It seems your code has been initially written to run on a standard CPU, hence not every construct used in the code is suitable for FPGA acceleration. There are lots of opportunities to improve your code:
- Starting from the top function I can see that you are processing 1024 of data while only writing 512 points back. This will result in a significant waste of computing cycles and also FPGA area. You should modify the code to only compute what you are going to write back to external memory and later read in the host.
- You are unrolling the read and write loops in the top function, which is the correct thing to do to achieve compile-time access coalescing. However, the unroll factor is far too large (512). Supporting such large accesses results in significant waste of FPGA resources, especially Block RAMs. The external memory bandwidth of the FPGA will be saturated with one 512-bit read and one 512-bit write per loop iteration (in case of two DDR memory banks and an II of one). This effectively translates to an unroll factor of 16 for the "int" datatype. What you should consider doing is to reconstruct your code so that you are reading, processing and writing back 16 points per loop iteration. Assuming that the FPGA is overutilized, you can then reduce the number of parallel points to fit the design.
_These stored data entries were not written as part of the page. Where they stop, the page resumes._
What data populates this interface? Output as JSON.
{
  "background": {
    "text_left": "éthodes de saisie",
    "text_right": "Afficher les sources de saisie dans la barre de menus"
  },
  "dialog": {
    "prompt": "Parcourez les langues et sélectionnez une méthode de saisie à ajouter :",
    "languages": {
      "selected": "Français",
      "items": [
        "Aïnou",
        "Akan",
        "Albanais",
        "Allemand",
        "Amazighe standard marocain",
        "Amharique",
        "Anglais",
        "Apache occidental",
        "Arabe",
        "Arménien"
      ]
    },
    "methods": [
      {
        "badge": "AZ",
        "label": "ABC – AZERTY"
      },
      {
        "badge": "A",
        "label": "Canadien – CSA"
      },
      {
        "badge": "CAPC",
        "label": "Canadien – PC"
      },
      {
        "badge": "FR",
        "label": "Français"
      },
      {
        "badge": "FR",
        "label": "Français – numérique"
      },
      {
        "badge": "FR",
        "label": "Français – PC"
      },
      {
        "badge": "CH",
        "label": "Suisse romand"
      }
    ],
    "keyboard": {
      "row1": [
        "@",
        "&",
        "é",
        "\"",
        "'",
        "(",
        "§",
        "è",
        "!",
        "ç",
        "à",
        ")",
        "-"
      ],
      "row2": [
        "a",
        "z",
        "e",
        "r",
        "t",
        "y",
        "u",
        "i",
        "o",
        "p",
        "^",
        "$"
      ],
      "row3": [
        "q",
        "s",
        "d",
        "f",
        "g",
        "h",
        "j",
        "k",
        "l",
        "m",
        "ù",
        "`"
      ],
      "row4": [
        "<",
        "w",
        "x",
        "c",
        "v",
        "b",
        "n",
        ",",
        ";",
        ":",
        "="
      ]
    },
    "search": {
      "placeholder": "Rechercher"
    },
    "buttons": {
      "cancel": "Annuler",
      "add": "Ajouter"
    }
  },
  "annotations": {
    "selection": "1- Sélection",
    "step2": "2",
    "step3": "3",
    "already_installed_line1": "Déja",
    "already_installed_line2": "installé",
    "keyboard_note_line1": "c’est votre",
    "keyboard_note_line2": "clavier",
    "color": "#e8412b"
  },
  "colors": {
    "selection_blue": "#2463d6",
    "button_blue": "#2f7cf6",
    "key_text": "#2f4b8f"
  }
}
- There is excessive use of function calls in your code. Every function call will be implemented individually as a circuit on the FPGA, resulting in excessive use of FPGA resources. This is similar to the case of a fully-unrolled loop. Furthermore, such calls prevent the compiler from correcting reporting the area usage per kernel line in the HTML report (as is evident in your report where "No Source Line" is occupying half the area), which in turn makes performance debugging very difficult. You should avoid function calls as much as possible and try to use loops over the functions instead and partially or fully unroll the loops based on the available area.
- The way the "ibfly4_16" is currently written is very inefficient on FPGAs (loop inside of a branch). Since the loops inside of both sides of the branch over "type" are the same, you should instead use one loop and move the branch inside of the loop. Furthermore, using the "out = (condition) ? in_1 : in_2;" construct rather than if/else could lead to area savings in some cases.
- The main problem in your code seems to stem from the cpack_16_64 function which cannot achieve an II of one due to dependency on "x", resulting in the depth of all the buffers in the loop being increased by the II. Since the function is instantiated multiple times, it leads to huge area waste. I think the dependency exists since you are reading from the x[i+1] point and then overwriting it. If you can split "x" into two buffers and write to x1[i] and x2[i] instead, you might be able to avoid this problem. Of course this will require significant code rewriting which will likely propagate all the way to the top function.
There are probably other things that can be done to improve the code but I cannot find and list them all since the code is relatively large. You can try converting each function to a separate kernel manually and then compile them one by one and optimize each separately based on the information you get from the report and then put them back in the original kernel.